Women veterans' surgery risks and outcomes similar to those of men treated in VA hospitals
More women veterans are seeking more care at VA medical centers, including care for female-specific conditions. This study looked at whether outcomes for women were comparable to those for their male counterparts treated at VA medical centers. Results of surgical procedures common to men and women (knee and hip replacements) were examined, as well as typical female-related surgeries (hysterectomies and breast surgeries). Adverse outcomes in terms of mortality or re-admission due to complications were extremely low. Morbidity within 30 days of the procedure occurred in 4 percent to 13 percent of patients, depending on the procedure examined. Average length of stay varied from two to four days in lumpectomy cases to nine to eleven days in knee replacements. Non-white patients tended to have longer hospitalizations than white patients, except for breast surgeries. Race was also related to 30-day morbidity for knee replacements, with non-whites more likely to experience a complication. Operation time and patient functional status were significant predictors of length of stay and morbidity for both hysterectomy and for total joint replacement procedures. The only gender difference noted was for 30-day morbidity in knee replacement patients, even after controlling for other factors. Women were more likely to experience a complication than men. Results of this study will inform the system about factors that may affect women's surgical outcomes and may point the way to further research.
Weaver F, Hynes D, Ippolito D, Thakkar B, Gibbs J, Budiman-Mak E, Wixson R, Hopkinson W, Khuri S, Daley J, Henderson W. Total joint replacement outcomes for men and women treated at VA hospitals: results from a national study. VA Health Services Research & Development Annual Meeting; Washington, DC. March, 2000.
Weaver F, Hynes D, Ippolito D, Thakkar B, Gibbs J, Budiman-Mak E, Wixson R, Hopkinson W, Khuri S, Daley J, Henderson W. Total joint replacement outcomes for men and women treated at VA hospitals: results from a national study. Health Services Research Seminar Series. Institute for Health Services Research and Policy Studies; Northwestern University, Chicago, IL. April, 2000.
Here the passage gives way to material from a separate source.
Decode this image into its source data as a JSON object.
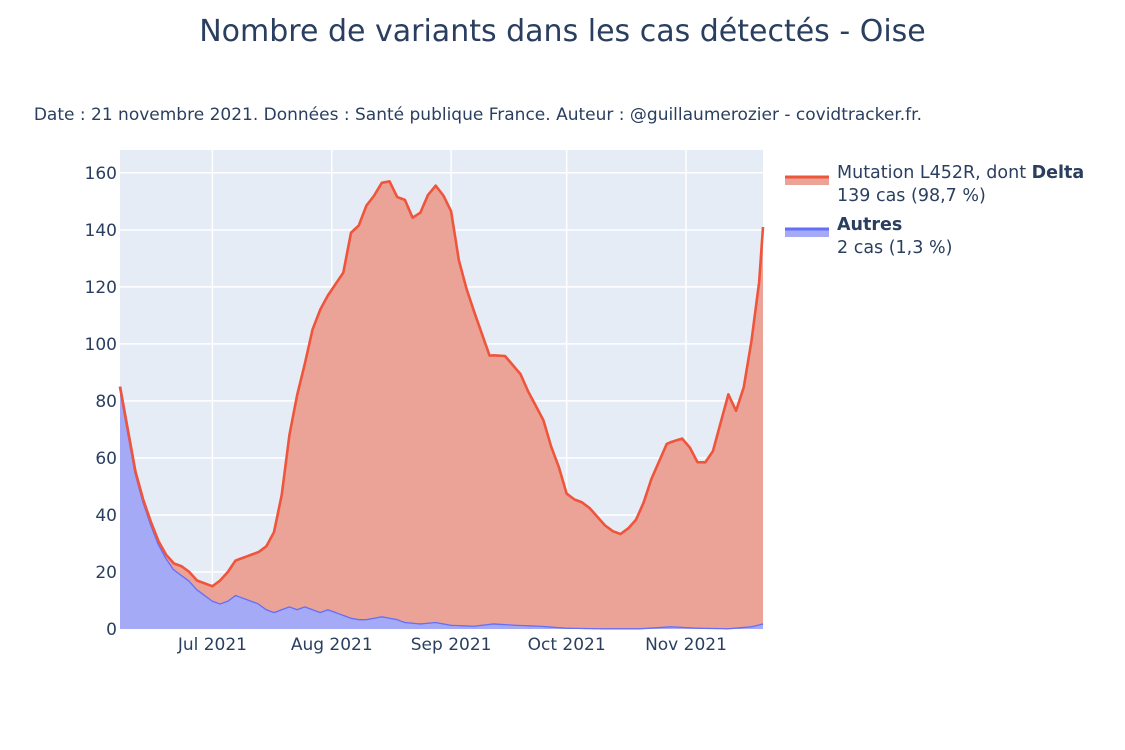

Budiman-Mak E,Weaver F, Hynes D, Ippolito D, Thakkar B, Gibbs J, Wixson R, Hopkinson W, Khuri S, Daley J, Henderson W. Joint replacement in veterans: are risks and outcomes different by gender? American College of Rheumatology Annual Meeting. (Submitted) May, 2000.
Weaver F, Hynes D, Goldberg J, Khuri S, Daley J, Henderson W. Hysterectomy in Veterans Affairs Medical Centers. Obstetrics & Gynecology 2001; In Press.
Study links workplace stress with smoking in women veterans
A stressful work environment can trigger persistent smoking among women veterans, according to findings from a cross-sectional survey conducted by HSR&D researchers. Higher work strain -- but not higher home strain -- was associated with smoking after adjusting for age, education, income, weight, and marital status. The study researchers recommended that smoking cessation counseling address workplace stress.
Bastian LA, Owens SS, Kim H, Barnett LR, and Siegler IC. Cigarette smoking in veteran women: the impact of job strain. Women's Health Issues 2001; 11: 103-9.
Substance Abuse, Addictive Disorders
An assessment of alcohol screening questionnaires for women
An ongoing HSR&D study is for the first time evaluating the effectiveness of several standardized alcohol-screening questionnaires in women veterans. Results of this study will identify the most sensitive yet specific screening questionnaire for identifying at-risk drinking in women veterans. Future research will then be able to focus on evaluating interventions with female VA patients who report at-risk drinking, with the aim of preventing alcohol-related morbidity and mortality.
Bradley KA, Boyd-Wickizer J, Powell, SH and Burman ML. Alcohol screening questionnaires in women: a critical review. Journal of the American Medical Association 1998; 280:166-171.